Wednesday, April 05, 2006

Today


Today hasn't been so beautiful or pretty - the one perk was the icy, driving rain I saw outside my window today at about eleven this morning: it was coming in sideways, violently, powerfully, poetically. I prepared to get ready to leave for an animation class (which I thought began at noon); I found an umbrella, a waterproof jacket, and was about to get out my sneakers when I checked my email. Lo and behold, my professor had rescheduled the class for tomorrow - at 10 AM. So I (grumbling a bit - I could have slept more, after all) put away my rain things and sat inside, thinking of things to do.
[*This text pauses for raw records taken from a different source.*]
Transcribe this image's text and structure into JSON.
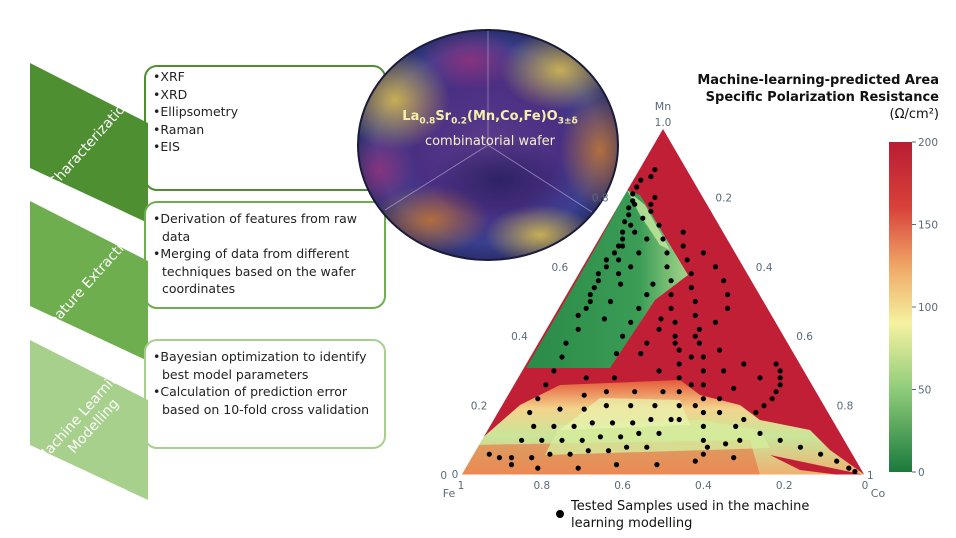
{
  "steps": [
    {
      "label": "Characterization",
      "items": [
        "XRF",
        "XRD",
        "Ellipsometry",
        "Raman",
        "EIS"
      ],
      "color": "#4e8f32"
    },
    {
      "label": "Feature Extraction",
      "items": [
        "Derivation of features from raw data",
        "Merging of data from different techniques based on the wafer coordinates"
      ],
      "color": "#6fae4f"
    },
    {
      "label": "Machine Learning Modelling",
      "items": [
        "Bayesian optimization to identify best model parameters",
        "Calculation of prediction error based on 10-fold cross validation"
      ],
      "color": "#a8d08d"
    }
  ],
  "wafer": {
    "formula_main": "La",
    "formula_sub1": "0.8",
    "formula_mid1": "Sr",
    "formula_sub2": "0.2",
    "formula_mid2": "(Mn,Co,Fe)O",
    "formula_sub3": "3±δ",
    "caption": "combinatorial wafer"
  },
  "colorbar": {
    "title": "Machine-learning-predicted Area Specific Polarization Resistance",
    "unit": "(Ω/cm²)",
    "ticks": [
      "200",
      "150",
      "100",
      "50",
      "0"
    ],
    "colors": {
      "high": "#b81d33",
      "mid": "#f5f2a0",
      "low": "#1a7a3c"
    }
  },
  "chart_data": {
    "type": "scatter",
    "subtype": "ternary",
    "axes": {
      "top": {
        "label": "Mn",
        "ticks": [
          "1.0",
          "0.8",
          "0.6",
          "0.4",
          "0.2",
          "0"
        ]
      },
      "left": {
        "label": "Fe",
        "ticks": [
          "1",
          "0.8",
          "0.6",
          "0.4",
          "0.2",
          "0"
        ]
      },
      "right": {
        "label": "Co",
        "ticks": [
          "1",
          "0.8",
          "0.6",
          "0.4",
          "0.2",
          "0"
        ]
      }
    },
    "legend": {
      "marker": "dot",
      "label": "Tested Samples used in the machine learning modelling"
    },
    "points": [
      [
        0.83,
        0.15,
        0.02
      ],
      [
        0.81,
        0.17,
        0.02
      ],
      [
        0.79,
        0.18,
        0.03
      ],
      [
        0.78,
        0.18,
        0.04
      ],
      [
        0.77,
        0.2,
        0.03
      ],
      [
        0.75,
        0.21,
        0.04
      ],
      [
        0.73,
        0.23,
        0.04
      ],
      [
        0.72,
        0.22,
        0.06
      ],
      [
        0.7,
        0.25,
        0.05
      ],
      [
        0.68,
        0.26,
        0.06
      ],
      [
        0.66,
        0.28,
        0.06
      ],
      [
        0.64,
        0.3,
        0.06
      ],
      [
        0.62,
        0.33,
        0.05
      ],
      [
        0.6,
        0.34,
        0.06
      ],
      [
        0.58,
        0.37,
        0.05
      ],
      [
        0.56,
        0.38,
        0.06
      ],
      [
        0.54,
        0.4,
        0.06
      ],
      [
        0.52,
        0.42,
        0.06
      ],
      [
        0.5,
        0.43,
        0.07
      ],
      [
        0.48,
        0.45,
        0.07
      ],
      [
        0.76,
        0.15,
        0.09
      ],
      [
        0.72,
        0.15,
        0.13
      ],
      [
        0.68,
        0.16,
        0.16
      ],
      [
        0.64,
        0.17,
        0.19
      ],
      [
        0.6,
        0.19,
        0.21
      ],
      [
        0.56,
        0.2,
        0.24
      ],
      [
        0.52,
        0.22,
        0.26
      ],
      [
        0.48,
        0.24,
        0.28
      ],
      [
        0.44,
        0.25,
        0.31
      ],
      [
        0.4,
        0.27,
        0.33
      ],
      [
        0.36,
        0.28,
        0.36
      ],
      [
        0.32,
        0.3,
        0.38
      ],
      [
        0.28,
        0.32,
        0.4
      ],
      [
        0.24,
        0.34,
        0.42
      ],
      [
        0.2,
        0.36,
        0.44
      ],
      [
        0.16,
        0.38,
        0.46
      ],
      [
        0.7,
        0.1,
        0.2
      ],
      [
        0.66,
        0.12,
        0.22
      ],
      [
        0.62,
        0.13,
        0.25
      ],
      [
        0.58,
        0.14,
        0.28
      ],
      [
        0.54,
        0.16,
        0.3
      ],
      [
        0.5,
        0.17,
        0.33
      ],
      [
        0.46,
        0.19,
        0.35
      ],
      [
        0.42,
        0.2,
        0.38
      ],
      [
        0.38,
        0.22,
        0.4
      ],
      [
        0.34,
        0.23,
        0.43
      ],
      [
        0.3,
        0.25,
        0.45
      ],
      [
        0.26,
        0.27,
        0.47
      ],
      [
        0.22,
        0.29,
        0.49
      ],
      [
        0.18,
        0.31,
        0.51
      ],
      [
        0.14,
        0.33,
        0.53
      ],
      [
        0.1,
        0.35,
        0.55
      ],
      [
        0.06,
        0.37,
        0.57
      ],
      [
        0.12,
        0.2,
        0.68
      ],
      [
        0.1,
        0.16,
        0.74
      ],
      [
        0.08,
        0.12,
        0.8
      ],
      [
        0.06,
        0.08,
        0.86
      ],
      [
        0.04,
        0.05,
        0.91
      ],
      [
        0.02,
        0.03,
        0.95
      ],
      [
        0.01,
        0.02,
        0.97
      ],
      [
        0.14,
        0.25,
        0.61
      ],
      [
        0.16,
        0.22,
        0.62
      ],
      [
        0.18,
        0.18,
        0.64
      ],
      [
        0.2,
        0.15,
        0.65
      ],
      [
        0.22,
        0.12,
        0.66
      ],
      [
        0.24,
        0.1,
        0.66
      ],
      [
        0.26,
        0.08,
        0.66
      ],
      [
        0.28,
        0.07,
        0.65
      ],
      [
        0.3,
        0.06,
        0.64
      ],
      [
        0.32,
        0.06,
        0.62
      ],
      [
        0.08,
        0.5,
        0.42
      ],
      [
        0.08,
        0.55,
        0.37
      ],
      [
        0.07,
        0.6,
        0.33
      ],
      [
        0.07,
        0.65,
        0.28
      ],
      [
        0.06,
        0.7,
        0.24
      ],
      [
        0.06,
        0.75,
        0.19
      ],
      [
        0.05,
        0.8,
        0.15
      ],
      [
        0.05,
        0.85,
        0.1
      ],
      [
        0.05,
        0.88,
        0.07
      ],
      [
        0.06,
        0.9,
        0.04
      ],
      [
        0.12,
        0.45,
        0.43
      ],
      [
        0.12,
        0.5,
        0.38
      ],
      [
        0.11,
        0.55,
        0.34
      ],
      [
        0.11,
        0.6,
        0.29
      ],
      [
        0.1,
        0.65,
        0.25
      ],
      [
        0.1,
        0.7,
        0.2
      ],
      [
        0.1,
        0.75,
        0.15
      ],
      [
        0.1,
        0.8,
        0.1
      ],
      [
        0.16,
        0.4,
        0.44
      ],
      [
        0.16,
        0.45,
        0.39
      ],
      [
        0.15,
        0.5,
        0.35
      ],
      [
        0.15,
        0.55,
        0.3
      ],
      [
        0.15,
        0.6,
        0.25
      ],
      [
        0.14,
        0.65,
        0.21
      ],
      [
        0.14,
        0.7,
        0.16
      ],
      [
        0.14,
        0.75,
        0.11
      ],
      [
        0.2,
        0.42,
        0.38
      ],
      [
        0.2,
        0.48,
        0.32
      ],
      [
        0.2,
        0.54,
        0.26
      ],
      [
        0.19,
        0.6,
        0.21
      ],
      [
        0.19,
        0.66,
        0.15
      ],
      [
        0.24,
        0.45,
        0.31
      ],
      [
        0.24,
        0.52,
        0.24
      ],
      [
        0.23,
        0.58,
        0.19
      ],
      [
        0.28,
        0.48,
        0.24
      ],
      [
        0.28,
        0.55,
        0.17
      ],
      [
        0.08,
        0.35,
        0.57
      ],
      [
        0.09,
        0.3,
        0.61
      ],
      [
        0.1,
        0.26,
        0.64
      ],
      [
        0.05,
        0.3,
        0.65
      ],
      [
        0.04,
        0.4,
        0.56
      ],
      [
        0.03,
        0.5,
        0.47
      ],
      [
        0.03,
        0.6,
        0.37
      ],
      [
        0.02,
        0.7,
        0.28
      ],
      [
        0.02,
        0.8,
        0.18
      ],
      [
        0.03,
        0.86,
        0.11
      ],
      [
        0.35,
        0.38,
        0.27
      ],
      [
        0.38,
        0.35,
        0.27
      ],
      [
        0.42,
        0.3,
        0.28
      ],
      [
        0.45,
        0.28,
        0.27
      ],
      [
        0.35,
        0.44,
        0.21
      ],
      [
        0.4,
        0.4,
        0.2
      ],
      [
        0.44,
        0.36,
        0.2
      ],
      [
        0.48,
        0.32,
        0.2
      ],
      [
        0.52,
        0.28,
        0.2
      ],
      [
        0.55,
        0.25,
        0.2
      ],
      [
        0.45,
        0.42,
        0.13
      ],
      [
        0.5,
        0.38,
        0.12
      ],
      [
        0.55,
        0.33,
        0.12
      ],
      [
        0.6,
        0.28,
        0.12
      ],
      [
        0.64,
        0.24,
        0.12
      ],
      [
        0.68,
        0.2,
        0.12
      ],
      [
        0.42,
        0.5,
        0.08
      ],
      [
        0.46,
        0.48,
        0.06
      ],
      [
        0.38,
        0.55,
        0.07
      ],
      [
        0.34,
        0.58,
        0.08
      ],
      [
        0.3,
        0.62,
        0.08
      ],
      [
        0.26,
        0.66,
        0.08
      ],
      [
        0.22,
        0.7,
        0.08
      ],
      [
        0.18,
        0.74,
        0.08
      ],
      [
        0.4,
        0.22,
        0.38
      ],
      [
        0.44,
        0.15,
        0.41
      ],
      [
        0.48,
        0.1,
        0.42
      ],
      [
        0.52,
        0.08,
        0.4
      ],
      [
        0.56,
        0.07,
        0.37
      ],
      [
        0.6,
        0.07,
        0.33
      ],
      [
        0.64,
        0.08,
        0.28
      ],
      [
        0.36,
        0.18,
        0.46
      ],
      [
        0.32,
        0.14,
        0.54
      ],
      [
        0.28,
        0.12,
        0.6
      ],
      [
        0.25,
        0.2,
        0.55
      ],
      [
        0.3,
        0.2,
        0.5
      ],
      [
        0.34,
        0.26,
        0.4
      ],
      [
        0.38,
        0.28,
        0.34
      ],
      [
        0.26,
        0.3,
        0.44
      ],
      [
        0.22,
        0.25,
        0.53
      ],
      [
        0.18,
        0.27,
        0.55
      ],
      [
        0.2,
        0.32,
        0.48
      ],
      [
        0.24,
        0.38,
        0.38
      ],
      [
        0.3,
        0.36,
        0.34
      ],
      [
        0.58,
        0.32,
        0.1
      ],
      [
        0.62,
        0.3,
        0.08
      ],
      [
        0.66,
        0.27,
        0.07
      ],
      [
        0.7,
        0.22,
        0.08
      ],
      [
        0.74,
        0.18,
        0.08
      ],
      [
        0.78,
        0.14,
        0.08
      ],
      [
        0.8,
        0.12,
        0.08
      ],
      [
        0.86,
        0.1,
        0.04
      ],
      [
        0.88,
        0.08,
        0.04
      ],
      [
        0.85,
        0.13,
        0.02
      ]
    ]
  }
}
I decided to do my laundry, but when I went downstairs to the laundry room all the machines were taken. Deeply saddened, I perked up quite a lot when I realized that I could go pick up a package from the dry cleaners (in my building that's where all the packages are stowed), only to arrive just as the woman who works there was leaving for lunch. She would not be back until 4 P.M. I harumphed, and went upstairs to surf blogs and peck out my meagre comments. But what depresses me about surfing is that an awful lot of blogs seem to deal with the news, and I've stopped reading newspapers a long time ago to regulate that daily dose of depression. Forlorn, I again became glad when my Sweetie Pie came home from work, and shared half a sauerkraut dog with me. But he was tired (he'd been up all night writing a film review) and went to bed promptly. I should've worked on my film, but I had not had enough punishment for today (evidently) and began blogsurfing again while returning my ex's email in the form of a phone call/instant message/phone call exchange. He ended the call on a sour note, and I think the only good thing about today (so far) is that as soon as I publish this email I can go downstairs and pick up my package. Well, that and the brief moment I shared over the sauerkraut dog with Sweetie Pie. It made me feel sparkly inside.